(Isn’t it miraculous how there seems to be a Fraggle Rock song that fits every occasion?)
Dear Steve, especially…but also friends, readers, “followers,” and people who surfed in here randomly looking for extended metaphors on child care or something…
(To that last group: thank you for stopping by, and I’m sorry that I didn’t have what you were looking for.)

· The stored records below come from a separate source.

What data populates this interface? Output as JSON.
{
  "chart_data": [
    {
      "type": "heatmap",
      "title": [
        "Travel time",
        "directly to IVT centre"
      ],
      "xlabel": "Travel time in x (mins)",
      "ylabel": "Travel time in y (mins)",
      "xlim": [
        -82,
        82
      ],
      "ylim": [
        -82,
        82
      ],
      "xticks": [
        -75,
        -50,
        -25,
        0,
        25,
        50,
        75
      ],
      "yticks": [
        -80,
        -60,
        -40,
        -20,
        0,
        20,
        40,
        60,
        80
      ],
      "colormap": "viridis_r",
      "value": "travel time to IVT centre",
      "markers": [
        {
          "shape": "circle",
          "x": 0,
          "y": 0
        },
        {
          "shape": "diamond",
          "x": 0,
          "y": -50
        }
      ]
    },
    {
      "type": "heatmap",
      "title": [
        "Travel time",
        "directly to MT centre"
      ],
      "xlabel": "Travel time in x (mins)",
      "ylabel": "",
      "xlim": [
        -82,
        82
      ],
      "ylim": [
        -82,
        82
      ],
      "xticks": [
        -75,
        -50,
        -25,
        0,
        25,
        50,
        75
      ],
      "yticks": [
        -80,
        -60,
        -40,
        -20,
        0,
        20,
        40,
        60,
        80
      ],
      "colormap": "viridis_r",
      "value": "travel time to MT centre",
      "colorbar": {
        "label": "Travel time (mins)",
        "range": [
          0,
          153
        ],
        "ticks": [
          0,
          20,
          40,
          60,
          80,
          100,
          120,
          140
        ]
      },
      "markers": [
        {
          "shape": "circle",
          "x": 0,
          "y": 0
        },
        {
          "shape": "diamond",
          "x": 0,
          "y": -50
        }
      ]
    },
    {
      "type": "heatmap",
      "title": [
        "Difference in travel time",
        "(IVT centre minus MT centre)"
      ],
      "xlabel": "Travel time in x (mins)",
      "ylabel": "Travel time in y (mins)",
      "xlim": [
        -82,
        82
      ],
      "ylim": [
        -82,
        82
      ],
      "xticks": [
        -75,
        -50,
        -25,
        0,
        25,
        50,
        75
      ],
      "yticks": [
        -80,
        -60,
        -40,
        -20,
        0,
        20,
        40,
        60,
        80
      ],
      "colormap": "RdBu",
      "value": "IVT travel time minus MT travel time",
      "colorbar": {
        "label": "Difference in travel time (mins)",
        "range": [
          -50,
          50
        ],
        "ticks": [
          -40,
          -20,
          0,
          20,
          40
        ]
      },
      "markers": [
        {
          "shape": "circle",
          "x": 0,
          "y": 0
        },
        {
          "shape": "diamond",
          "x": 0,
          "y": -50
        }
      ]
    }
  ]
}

I have a confession to make:
I went to a Halloween party on October 21st dressed “sort of approximately” like Kermit, with the intention of, to paraphrase what I said on October 19th, getting the word out, trying to evoke some “epiphanies” in the casual fans, perhaps spurring them to some kind of action, but at the very least, bringing them into the conversation.
And I failed.
What follows is an explanation, not an excuse:
What you have to understand, first of all, is that I communicate so much more effectively through the written word than via face-to-face communication. In person, I tend toward introversion almost to the point of social awkwardness. When it comes to conversation, I am much more comfortable following somebody else’s lead rather than taking the initiative.

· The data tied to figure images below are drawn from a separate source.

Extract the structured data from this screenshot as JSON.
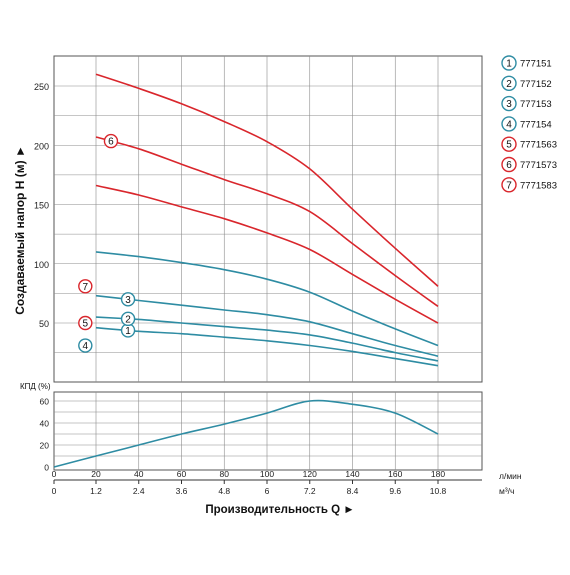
{
  "chart_data": [
    {
      "type": "line",
      "ylabel": "Создаваемый напор Н (м) ►",
      "ylim": [
        0,
        270
      ],
      "xlim": [
        0,
        180
      ],
      "yticks": [
        50,
        100,
        150,
        200,
        250
      ],
      "grid": true,
      "legend_position": "right",
      "colors": {
        "blue": "#2e8ca3",
        "red": "#d9262c",
        "grid": "#8c8c8c"
      },
      "series": [
        {
          "name": "777151",
          "marker": "1",
          "color": "#2e8ca3",
          "marker_at": 35,
          "points": [
            [
              20,
              46
            ],
            [
              40,
              43
            ],
            [
              60,
              41
            ],
            [
              80,
              38
            ],
            [
              100,
              35
            ],
            [
              120,
              31
            ],
            [
              140,
              26
            ],
            [
              160,
              20
            ],
            [
              180,
              14
            ]
          ]
        },
        {
          "name": "777152",
          "marker": "2",
          "color": "#2e8ca3",
          "marker_at": 35,
          "points": [
            [
              20,
              55
            ],
            [
              40,
              53
            ],
            [
              60,
              50
            ],
            [
              80,
              47
            ],
            [
              100,
              44
            ],
            [
              120,
              40
            ],
            [
              140,
              33
            ],
            [
              160,
              25
            ],
            [
              180,
              18
            ]
          ]
        },
        {
          "name": "777153",
          "marker": "3",
          "color": "#2e8ca3",
          "marker_at": 35,
          "points": [
            [
              20,
              73
            ],
            [
              40,
              69
            ],
            [
              60,
              65
            ],
            [
              80,
              61
            ],
            [
              100,
              57
            ],
            [
              120,
              51
            ],
            [
              140,
              41
            ],
            [
              160,
              31
            ],
            [
              180,
              22
            ]
          ]
        },
        {
          "name": "777154",
          "marker": "4",
          "color": "#2e8ca3",
          "marker_at": 15,
          "points": [
            [
              20,
              110
            ],
            [
              40,
              106
            ],
            [
              60,
              101
            ],
            [
              80,
              95
            ],
            [
              100,
              87
            ],
            [
              120,
              76
            ],
            [
              140,
              60
            ],
            [
              160,
              45
            ],
            [
              180,
              31
            ]
          ]
        },
        {
          "name": "7771563",
          "marker": "5",
          "color": "#d9262c",
          "marker_at": 15,
          "points": [
            [
              20,
              166
            ],
            [
              40,
              158
            ],
            [
              60,
              148
            ],
            [
              80,
              138
            ],
            [
              100,
              126
            ],
            [
              120,
              112
            ],
            [
              140,
              91
            ],
            [
              160,
              70
            ],
            [
              180,
              50
            ]
          ]
        },
        {
          "name": "7771573",
          "marker": "6",
          "color": "#d9262c",
          "marker_at": 27,
          "points": [
            [
              20,
              207
            ],
            [
              40,
              197
            ],
            [
              60,
              184
            ],
            [
              80,
              171
            ],
            [
              100,
              159
            ],
            [
              120,
              144
            ],
            [
              140,
              117
            ],
            [
              160,
              90
            ],
            [
              180,
              64
            ]
          ]
        },
        {
          "name": "7771583",
          "marker": "7",
          "color": "#d9262c",
          "marker_at": 15,
          "points": [
            [
              20,
              260
            ],
            [
              40,
              248
            ],
            [
              60,
              235
            ],
            [
              80,
              220
            ],
            [
              100,
              203
            ],
            [
              120,
              180
            ],
            [
              140,
              146
            ],
            [
              160,
              113
            ],
            [
              180,
              81
            ]
          ]
        }
      ]
    },
    {
      "type": "line",
      "ylabel": "КПД (%)",
      "ylim": [
        0,
        70
      ],
      "xlim": [
        0,
        180
      ],
      "yticks": [
        0,
        20,
        40,
        60
      ],
      "grid": true,
      "series": [
        {
          "color": "#2e8ca3",
          "points": [
            [
              0,
              0
            ],
            [
              20,
              10
            ],
            [
              40,
              20
            ],
            [
              60,
              30
            ],
            [
              80,
              39
            ],
            [
              100,
              49
            ],
            [
              120,
              60
            ],
            [
              140,
              57
            ],
            [
              160,
              49
            ],
            [
              180,
              30
            ]
          ]
        }
      ]
    }
  ],
  "axes": {
    "flow_lpm_ticks": [
      "0",
      "20",
      "40",
      "60",
      "80",
      "100",
      "120",
      "140",
      "160",
      "180"
    ],
    "flow_m3h_ticks": [
      "0",
      "1.2",
      "2.4",
      "3.6",
      "4.8",
      "6",
      "7.2",
      "8.4",
      "9.6",
      "10.8"
    ],
    "unit_lpm": "л/мин",
    "unit_m3h": "м³/ч",
    "xlabel": "Производительность Q ►"
  }
}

When I went to this party in Kermit costume, I knew that the people there would tend to the more casual side of the Muppet fan spectrum, i.e., not people who read the fan sites and obsess about it the way we do. But since the Schism was a fairly big story back in July, I anticipated that they would have at least heard about it, and when I went to the party in my approximate Kermit costume, I thought that that would spark comments along the lines of, “Oh yeah, what was it I heard a few months ago about Kermit getting fired or something…?” And then that would be my conversational “in.”

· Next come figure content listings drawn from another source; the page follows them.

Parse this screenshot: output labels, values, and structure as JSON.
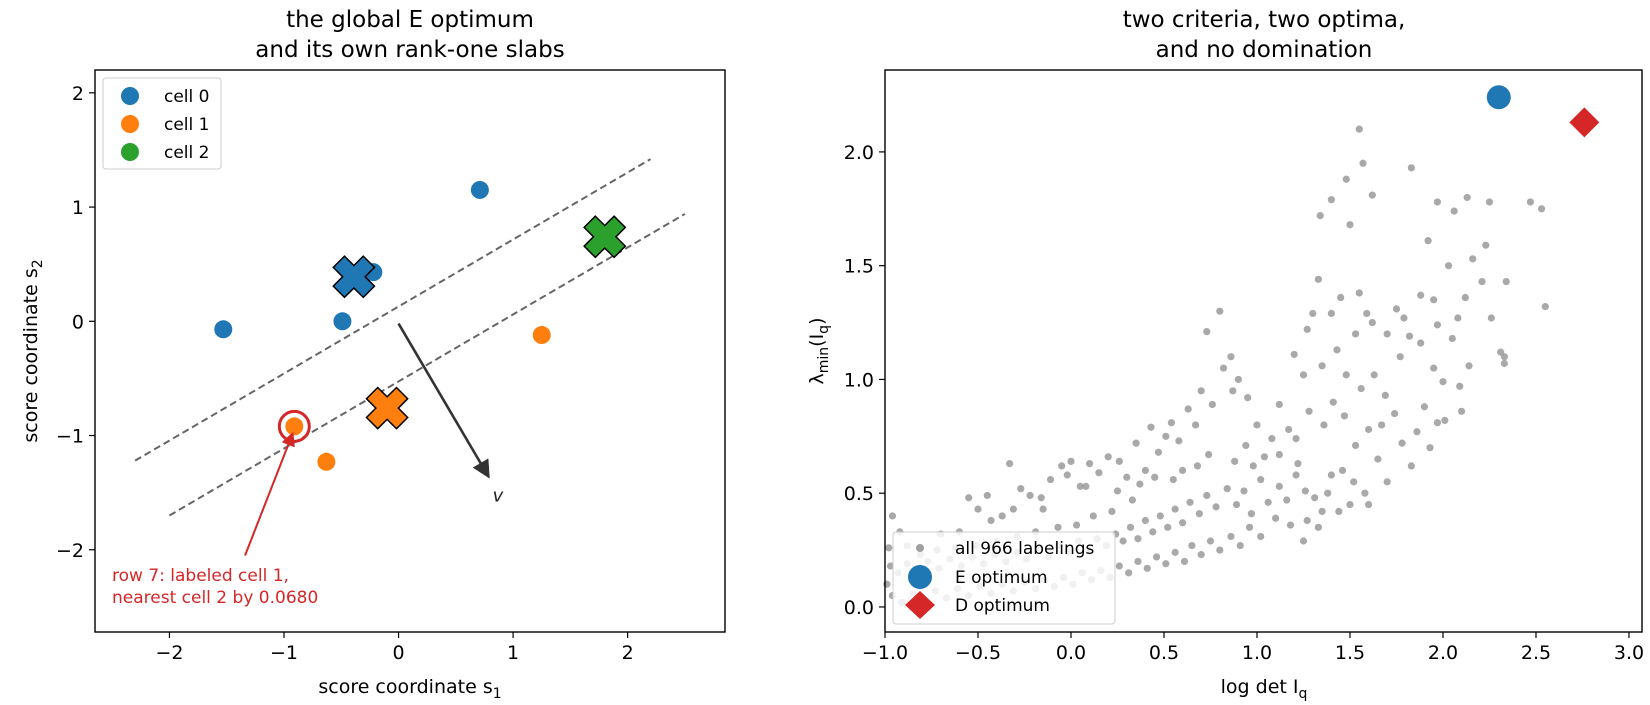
{
  "charts": [
    {
      "chart_data": {
        "type": "scatter",
        "title_line1": "the global E optimum",
        "title_line2": "and its own rank-one slabs",
        "xlabel": "score coordinate s",
        "xlabel_sub": "1",
        "ylabel": "score coordinate s",
        "ylabel_sub": "2",
        "xlim": [
          -2.65,
          2.85
        ],
        "ylim": [
          -2.72,
          2.2
        ],
        "xticks": [
          -2,
          -1,
          0,
          1,
          2
        ],
        "yticks": [
          -2,
          -1,
          0,
          1,
          2
        ],
        "xtick_labels": [
          "−2",
          "−1",
          "0",
          "1",
          "2"
        ],
        "ytick_labels": [
          "−2",
          "−1",
          "0",
          "1",
          "2"
        ],
        "grid": false,
        "legend_position": "top-left",
        "series": [
          {
            "name": "cell 0",
            "color": "#1f77b4",
            "points": [
              [
                -1.53,
                -0.07
              ],
              [
                -0.49,
                0.0
              ],
              [
                -0.22,
                0.43
              ],
              [
                0.71,
                1.15
              ]
            ],
            "centroid": [
              -0.39,
              0.39
            ]
          },
          {
            "name": "cell 1",
            "color": "#ff7f0e",
            "points": [
              [
                -0.91,
                -0.92
              ],
              [
                -0.63,
                -1.23
              ],
              [
                1.25,
                -0.12
              ]
            ],
            "centroid": [
              -0.1,
              -0.76
            ]
          },
          {
            "name": "cell 2",
            "color": "#2ca02c",
            "points": [],
            "centroid": [
              1.8,
              0.74
            ]
          }
        ],
        "slab_lines": [
          {
            "from": [
              -2.3,
              -1.22
            ],
            "to": [
              2.2,
              1.42
            ]
          },
          {
            "from": [
              -2.0,
              -1.7
            ],
            "to": [
              2.5,
              0.94
            ]
          }
        ],
        "direction_arrow": {
          "from": [
            0.0,
            -0.02
          ],
          "to": [
            0.78,
            -1.35
          ],
          "label": "v"
        },
        "highlight_point": [
          -0.91,
          -0.92
        ],
        "annotation": {
          "line1": "row 7: labeled cell 1,",
          "line2": "nearest cell 2 by 0.0680",
          "color": "#d62728",
          "anchor": [
            -1.34,
            -2.05
          ]
        }
      }
    },
    {
      "chart_data": {
        "type": "scatter",
        "title_line1": "two criteria, two optima,",
        "title_line2": "and no domination",
        "xlabel": "log det I",
        "xlabel_sub": "q",
        "ylabel": "λ",
        "ylabel_sub": "min",
        "ylabel_suffix": "(I",
        "ylabel_suffix_sub": "q",
        "ylabel_close": ")",
        "xlim": [
          -1.0,
          3.07
        ],
        "ylim": [
          -0.11,
          2.36
        ],
        "xticks": [
          -1.0,
          -0.5,
          0.0,
          0.5,
          1.0,
          1.5,
          2.0,
          2.5,
          3.0
        ],
        "yticks": [
          0.0,
          0.5,
          1.0,
          1.5,
          2.0
        ],
        "xtick_labels": [
          "−1.0",
          "−0.5",
          "0.0",
          "0.5",
          "1.0",
          "1.5",
          "2.0",
          "2.5",
          "3.0"
        ],
        "ytick_labels": [
          "0.0",
          "0.5",
          "1.0",
          "1.5",
          "2.0"
        ],
        "grid": false,
        "legend_position": "bottom-left",
        "series": [
          {
            "name": "all 966 labelings",
            "color": "#a0a0a0",
            "count": 966
          },
          {
            "name": "E optimum",
            "color": "#1f77b4",
            "points": [
              [
                2.3,
                2.24
              ]
            ]
          },
          {
            "name": "D optimum",
            "color": "#d62728",
            "points": [
              [
                2.76,
                2.13
              ]
            ]
          }
        ],
        "cloud_points": [
          [
            2.13,
            1.8
          ],
          [
            2.25,
            1.78
          ],
          [
            2.47,
            1.78
          ],
          [
            2.53,
            1.75
          ],
          [
            1.97,
            1.78
          ],
          [
            2.06,
            1.74
          ],
          [
            1.83,
            1.93
          ],
          [
            1.92,
            1.61
          ],
          [
            2.23,
            1.59
          ],
          [
            2.03,
            1.5
          ],
          [
            1.55,
            2.1
          ],
          [
            1.57,
            1.95
          ],
          [
            1.48,
            1.88
          ],
          [
            1.4,
            1.79
          ],
          [
            1.62,
            1.81
          ],
          [
            1.5,
            1.68
          ],
          [
            1.34,
            1.72
          ],
          [
            2.16,
            1.53
          ],
          [
            2.34,
            1.43
          ],
          [
            2.55,
            1.32
          ],
          [
            2.21,
            1.43
          ],
          [
            2.26,
            1.27
          ],
          [
            2.33,
            1.1
          ],
          [
            2.33,
            1.07
          ],
          [
            2.12,
            1.36
          ],
          [
            2.08,
            1.27
          ],
          [
            1.95,
            1.35
          ],
          [
            1.88,
            1.37
          ],
          [
            1.97,
            1.24
          ],
          [
            2.05,
            1.18
          ],
          [
            2.14,
            1.06
          ],
          [
            2.0,
            0.99
          ],
          [
            1.97,
            0.81
          ],
          [
            2.1,
            0.86
          ],
          [
            2.01,
            0.82
          ],
          [
            1.9,
            0.88
          ],
          [
            1.77,
            1.1
          ],
          [
            1.82,
            1.19
          ],
          [
            1.79,
            1.27
          ],
          [
            1.75,
            1.31
          ],
          [
            1.88,
            1.16
          ],
          [
            1.95,
            1.05
          ],
          [
            1.7,
            1.2
          ],
          [
            1.62,
            1.25
          ],
          [
            1.55,
            1.38
          ],
          [
            1.59,
            1.29
          ],
          [
            1.53,
            1.2
          ],
          [
            1.45,
            1.36
          ],
          [
            1.4,
            1.29
          ],
          [
            1.33,
            1.44
          ],
          [
            1.3,
            1.29
          ],
          [
            1.27,
            1.22
          ],
          [
            1.2,
            1.11
          ],
          [
            1.25,
            1.02
          ],
          [
            1.35,
            1.06
          ],
          [
            1.43,
            1.13
          ],
          [
            1.48,
            1.02
          ],
          [
            1.56,
            0.96
          ],
          [
            1.63,
            1.02
          ],
          [
            1.69,
            0.93
          ],
          [
            1.74,
            0.85
          ],
          [
            1.67,
            0.8
          ],
          [
            1.6,
            0.78
          ],
          [
            1.53,
            0.71
          ],
          [
            1.47,
            0.84
          ],
          [
            1.41,
            0.9
          ],
          [
            1.36,
            0.8
          ],
          [
            1.28,
            0.86
          ],
          [
            1.21,
            0.74
          ],
          [
            1.17,
            0.78
          ],
          [
            1.12,
            0.89
          ],
          [
            1.08,
            0.74
          ],
          [
            1.04,
            0.66
          ],
          [
            1.0,
            0.8
          ],
          [
            0.95,
            0.92
          ],
          [
            0.9,
            1.0
          ],
          [
            0.86,
            1.1
          ],
          [
            0.8,
            1.3
          ],
          [
            0.73,
            1.21
          ],
          [
            0.82,
            1.05
          ],
          [
            0.87,
            0.95
          ],
          [
            0.94,
            0.71
          ],
          [
            0.76,
            0.89
          ],
          [
            0.7,
            0.95
          ],
          [
            0.67,
            0.8
          ],
          [
            0.63,
            0.87
          ],
          [
            0.58,
            0.73
          ],
          [
            0.54,
            0.81
          ],
          [
            0.51,
            0.75
          ],
          [
            0.47,
            0.68
          ],
          [
            0.43,
            0.79
          ],
          [
            0.4,
            0.6
          ],
          [
            0.35,
            0.72
          ],
          [
            0.3,
            0.57
          ],
          [
            0.26,
            0.64
          ],
          [
            0.2,
            0.66
          ],
          [
            0.15,
            0.59
          ],
          [
            0.1,
            0.63
          ],
          [
            0.05,
            0.53
          ],
          [
            0.0,
            0.64
          ],
          [
            -0.05,
            0.62
          ],
          [
            -0.11,
            0.56
          ],
          [
            -0.16,
            0.48
          ],
          [
            -0.22,
            0.49
          ],
          [
            -0.27,
            0.52
          ],
          [
            -0.31,
            0.43
          ],
          [
            -0.37,
            0.4
          ],
          [
            -0.43,
            0.38
          ],
          [
            -0.5,
            0.43
          ],
          [
            -0.55,
            0.48
          ],
          [
            -0.45,
            0.49
          ],
          [
            -0.33,
            0.63
          ],
          [
            -0.02,
            0.58
          ],
          [
            0.08,
            0.53
          ],
          [
            1.7,
            0.55
          ],
          [
            1.65,
            0.65
          ],
          [
            1.58,
            0.5
          ],
          [
            1.52,
            0.55
          ],
          [
            1.46,
            0.6
          ],
          [
            1.4,
            0.58
          ],
          [
            1.35,
            0.42
          ],
          [
            1.31,
            0.48
          ],
          [
            1.26,
            0.51
          ],
          [
            1.21,
            0.58
          ],
          [
            1.16,
            0.47
          ],
          [
            1.12,
            0.53
          ],
          [
            1.06,
            0.46
          ],
          [
            1.02,
            0.56
          ],
          [
            0.97,
            0.41
          ],
          [
            0.93,
            0.51
          ],
          [
            0.89,
            0.45
          ],
          [
            0.84,
            0.52
          ],
          [
            0.78,
            0.44
          ],
          [
            0.73,
            0.49
          ],
          [
            0.69,
            0.41
          ],
          [
            0.64,
            0.46
          ],
          [
            0.6,
            0.37
          ],
          [
            0.56,
            0.43
          ],
          [
            0.52,
            0.35
          ],
          [
            0.48,
            0.4
          ],
          [
            0.44,
            0.33
          ],
          [
            0.4,
            0.38
          ],
          [
            0.36,
            0.3
          ],
          [
            0.32,
            0.35
          ],
          [
            0.28,
            0.29
          ],
          [
            0.24,
            0.32
          ],
          [
            0.19,
            0.27
          ],
          [
            0.14,
            0.3
          ],
          [
            0.09,
            0.25
          ],
          [
            0.04,
            0.29
          ],
          [
            -0.01,
            0.24
          ],
          [
            -0.07,
            0.27
          ],
          [
            -0.12,
            0.22
          ],
          [
            -0.18,
            0.26
          ],
          [
            -0.24,
            0.21
          ],
          [
            -0.29,
            0.24
          ],
          [
            -0.35,
            0.2
          ],
          [
            -0.41,
            0.23
          ],
          [
            -0.47,
            0.19
          ],
          [
            -0.53,
            0.22
          ],
          [
            -0.59,
            0.18
          ],
          [
            -0.65,
            0.21
          ],
          [
            -0.71,
            0.17
          ],
          [
            -0.77,
            0.2
          ],
          [
            -0.83,
            0.16
          ],
          [
            -0.88,
            0.19
          ],
          [
            -0.93,
            0.15
          ],
          [
            -0.97,
            0.18
          ],
          [
            1.02,
            0.31
          ],
          [
            0.96,
            0.35
          ],
          [
            0.91,
            0.27
          ],
          [
            0.86,
            0.31
          ],
          [
            0.8,
            0.25
          ],
          [
            0.75,
            0.29
          ],
          [
            0.7,
            0.23
          ],
          [
            0.65,
            0.27
          ],
          [
            0.61,
            0.2
          ],
          [
            0.56,
            0.24
          ],
          [
            0.51,
            0.19
          ],
          [
            0.46,
            0.22
          ],
          [
            0.41,
            0.17
          ],
          [
            0.36,
            0.2
          ],
          [
            0.31,
            0.15
          ],
          [
            0.26,
            0.18
          ],
          [
            0.21,
            0.13
          ],
          [
            0.16,
            0.16
          ],
          [
            0.11,
            0.12
          ],
          [
            0.06,
            0.15
          ],
          [
            0.01,
            0.1
          ],
          [
            -0.04,
            0.13
          ],
          [
            -0.09,
            0.09
          ],
          [
            -0.14,
            0.12
          ],
          [
            -0.19,
            0.08
          ],
          [
            -0.25,
            0.11
          ],
          [
            -0.31,
            0.07
          ],
          [
            -0.37,
            0.1
          ],
          [
            -0.43,
            0.06
          ],
          [
            -0.49,
            0.09
          ],
          [
            -0.55,
            0.05
          ],
          [
            -0.61,
            0.08
          ],
          [
            -0.67,
            0.04
          ],
          [
            -0.73,
            0.07
          ],
          [
            -0.79,
            0.03
          ],
          [
            -0.85,
            0.06
          ],
          [
            -0.91,
            0.02
          ],
          [
            -0.96,
            0.05
          ],
          [
            -0.99,
            0.1
          ],
          [
            -0.98,
            0.26
          ],
          [
            -0.96,
            0.4
          ],
          [
            -0.92,
            0.33
          ],
          [
            1.1,
            0.39
          ],
          [
            1.18,
            0.36
          ],
          [
            1.25,
            0.29
          ],
          [
            1.33,
            0.35
          ],
          [
            1.44,
            0.42
          ],
          [
            1.22,
            0.63
          ],
          [
            1.12,
            0.67
          ],
          [
            1.5,
            0.45
          ],
          [
            1.83,
            0.62
          ],
          [
            1.78,
            0.72
          ],
          [
            1.86,
            0.77
          ],
          [
            1.93,
            0.7
          ],
          [
            2.31,
            1.12
          ],
          [
            2.09,
            0.97
          ],
          [
            0.6,
            0.6
          ],
          [
            0.55,
            0.56
          ],
          [
            0.68,
            0.62
          ],
          [
            0.74,
            0.67
          ],
          [
            0.45,
            0.57
          ],
          [
            0.33,
            0.47
          ],
          [
            0.22,
            0.42
          ],
          [
            0.12,
            0.4
          ],
          [
            0.03,
            0.36
          ],
          [
            -0.07,
            0.35
          ],
          [
            -0.19,
            0.33
          ],
          [
            -0.29,
            0.31
          ],
          [
            -0.4,
            0.29
          ],
          [
            -0.51,
            0.27
          ],
          [
            -0.62,
            0.26
          ],
          [
            -0.72,
            0.25
          ],
          [
            -0.81,
            0.23
          ],
          [
            -0.88,
            0.27
          ],
          [
            -0.7,
            0.32
          ],
          [
            -0.6,
            0.33
          ],
          [
            -0.15,
            0.43
          ],
          [
            0.25,
            0.51
          ],
          [
            0.37,
            0.54
          ],
          [
            0.98,
            0.62
          ],
          [
            1.6,
            0.45
          ],
          [
            1.27,
            0.38
          ],
          [
            1.38,
            0.5
          ],
          [
            0.88,
            0.64
          ]
        ]
      }
    }
  ]
}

But nobody said anything along those lines at all. As far as I could tell, they didn’t even know what had happened. In retrospect, of course, I realize that that was all to the good; not having been poisoned by the vitriol that Disney and the Hensons had been spewing all over the place, perhaps they would have been more receptive to your side of the story, Steve. But I didn’t anticipate having to start at square one with them, and it threw me off my conversational game–which, as I mentioned, is not all that strong to begin with.
Again, all of this is just to explain my hypocrisy, not to excuse it.
I am so sorry, Steve. I feel that I let you down. You gave me a job to do, and I missed an opportunity to do it. Faced with the choice between doing what was right and what was easy, I chose the latter. I’m a disgrace to my pointed felt collar and styrofoam Kermit eyes.
I failed to practice what I preached, I talked the talk but couldn’t walk the walk, and … well, I could spout clichés about it until the cows come home, but the simple, unpleasant truth is that I screwed up. And there’s not much I can do about it now, Steve, but to apologize to you from the very bottom of my heart, and from the soles of my Kermit-green socks.